Sterling hits 1 1/2-mth low vs rallying euro
* Sterling hits 84.58 pence per euro, weakest since June 1 * Losses vs euro drag sterling down vs dollar * Stg/dlr supported after closing above key tech level
LONDON, July 16 (Reuters) - Sterling fell on Friday, hitting its lowest level against the euro since June 1 as rising European money market rates and higher equities stoked demand for the single currency.
Better-than-expected U.S. corporate earnings this week, including from Bank of America (BAC.N) and General Electric (GE.N) on Friday, have also helped to stoke demand for higher-risk currencies, which has benefitted the euro. [ID:nN16144753]
The pound's losses versus the euro helped to pull it away from a 2 1/2-month high hit against the dollar the previous day, but losses were limited after the UK currency closed decisively above a key technical level on Thursday.
Analysts said sterling's slide versus the dollar, which clips a three-day winning streak, suggested that investors are taking a breather from the pound's dramatic rise since mid-May as speculators unwind extreme short positions in the currency.
"Positive news on U.S. bank profits and rising rates in the euro zone had added to the recent 'dollar-off' sentiment, of which the euro was a beneficiary," said Peter Frank, currency strategist at Societe Generale.
He added: "People are a bit nervous about their cable positions, there's obviously been a big reduction in cable shorts this week."

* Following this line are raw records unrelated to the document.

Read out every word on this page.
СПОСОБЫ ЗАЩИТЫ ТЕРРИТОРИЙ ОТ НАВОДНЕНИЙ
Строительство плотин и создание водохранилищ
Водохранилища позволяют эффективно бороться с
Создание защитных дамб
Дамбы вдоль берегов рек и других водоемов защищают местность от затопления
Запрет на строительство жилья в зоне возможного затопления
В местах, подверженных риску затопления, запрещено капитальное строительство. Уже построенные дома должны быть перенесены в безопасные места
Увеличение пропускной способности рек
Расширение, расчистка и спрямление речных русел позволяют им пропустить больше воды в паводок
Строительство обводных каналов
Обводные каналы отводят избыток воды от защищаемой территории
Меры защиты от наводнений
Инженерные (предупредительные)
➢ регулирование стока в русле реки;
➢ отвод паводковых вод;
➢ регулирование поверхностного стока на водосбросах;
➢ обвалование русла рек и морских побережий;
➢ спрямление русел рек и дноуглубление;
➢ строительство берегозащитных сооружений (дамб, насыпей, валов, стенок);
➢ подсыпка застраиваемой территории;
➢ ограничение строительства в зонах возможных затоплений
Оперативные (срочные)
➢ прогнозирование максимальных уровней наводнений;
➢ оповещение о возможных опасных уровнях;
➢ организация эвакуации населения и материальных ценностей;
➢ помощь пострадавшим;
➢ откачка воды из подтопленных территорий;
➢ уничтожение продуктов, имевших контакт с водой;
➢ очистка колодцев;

In past weeks, deteriorating sentiment towards the dollar has been a key factor behind sterling's short-covering rally, which began in mid-May.
Market participants said that thin, seasonal liquidity in currency markets was helping to exacerbate sterling moves.

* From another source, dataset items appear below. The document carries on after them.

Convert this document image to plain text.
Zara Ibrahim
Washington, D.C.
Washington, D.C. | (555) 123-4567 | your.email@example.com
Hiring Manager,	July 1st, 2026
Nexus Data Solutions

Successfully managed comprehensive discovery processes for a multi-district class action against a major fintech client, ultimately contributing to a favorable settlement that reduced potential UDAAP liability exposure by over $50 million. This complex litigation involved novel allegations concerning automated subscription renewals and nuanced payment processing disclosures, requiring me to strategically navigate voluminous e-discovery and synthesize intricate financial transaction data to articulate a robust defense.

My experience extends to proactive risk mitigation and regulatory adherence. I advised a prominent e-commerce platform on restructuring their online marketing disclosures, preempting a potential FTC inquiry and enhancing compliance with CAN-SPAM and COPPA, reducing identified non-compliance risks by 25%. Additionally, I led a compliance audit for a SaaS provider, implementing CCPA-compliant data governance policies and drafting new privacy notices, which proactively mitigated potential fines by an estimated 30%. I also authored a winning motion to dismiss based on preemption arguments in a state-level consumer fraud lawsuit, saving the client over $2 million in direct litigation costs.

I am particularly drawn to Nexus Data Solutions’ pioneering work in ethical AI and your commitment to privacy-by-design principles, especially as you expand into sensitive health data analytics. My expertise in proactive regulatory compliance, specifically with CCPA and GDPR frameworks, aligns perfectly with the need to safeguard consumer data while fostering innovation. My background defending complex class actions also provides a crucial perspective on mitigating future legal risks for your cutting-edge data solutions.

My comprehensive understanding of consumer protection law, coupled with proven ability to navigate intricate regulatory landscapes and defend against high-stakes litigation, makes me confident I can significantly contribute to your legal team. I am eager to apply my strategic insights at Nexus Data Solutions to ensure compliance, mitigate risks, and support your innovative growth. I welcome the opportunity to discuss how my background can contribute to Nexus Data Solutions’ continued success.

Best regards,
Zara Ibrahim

By 1419 GMT, the euro EURGBP=D4 was up 0.8 percent on the day at 84.37 pence, having rallied as much 1.0 percent to 84.58 pence, its strongest since June 1. It is poised to end the week 0.7 percent higher.
The single European currency rose broadly on Friday, as the recent rise in euro-priced bank-to-bank lending rates picked up pace, pushed on by the sharp drop in spare European Central Bank cash in money markets. [ID:nEAP000481]
This helped to lift the currency above 84.38 pence, the 50 percent retracement of the euro's peak-to-trough move between May and June.
Technical analysts said the next key level was 84.80 pence, the 38.2 percent Fibonacci retracement of the euro's slide from a high hit in March to the June low.
LESS VULNERABLE STERLING?
Sterling GBP=D4 fell 0.7 percent to $1.5344, pulling away from $1.5473 hit on Thursday, its strongest since late April.
Support was seen at $1.5310 -- the trendline drawn through highs hit in November 2009 and January 2010. Its close above that level on Thursday was seen opening the way to $1.5525, a high last hit in April.
Sterling has benefitted this week from data showing a significant fall in the number of people claiming UK unemployment benefit in June, which has raised optimism that an improving labour market will support the economy's recovery.
This contrasted with a series of sluggish U.S. economic reports, including a drop in wholesale prices in June and a slowdown in manufacturing announced on Thursday. That data has raised concerns that the U.S. recovery may be slackening.
Analysts said sterling would extend near-term gains on expectations the UK economy would ultimately benefit from tough spending cuts planned by the new coalition government, while negative dollar sentiment would provide an additional boost.
"There are worries about the UK economy in the second half of the year but there's respect for the fiscal austerity that the new government is going to put in place," Michael Derks, chief strategist at FXPro, said.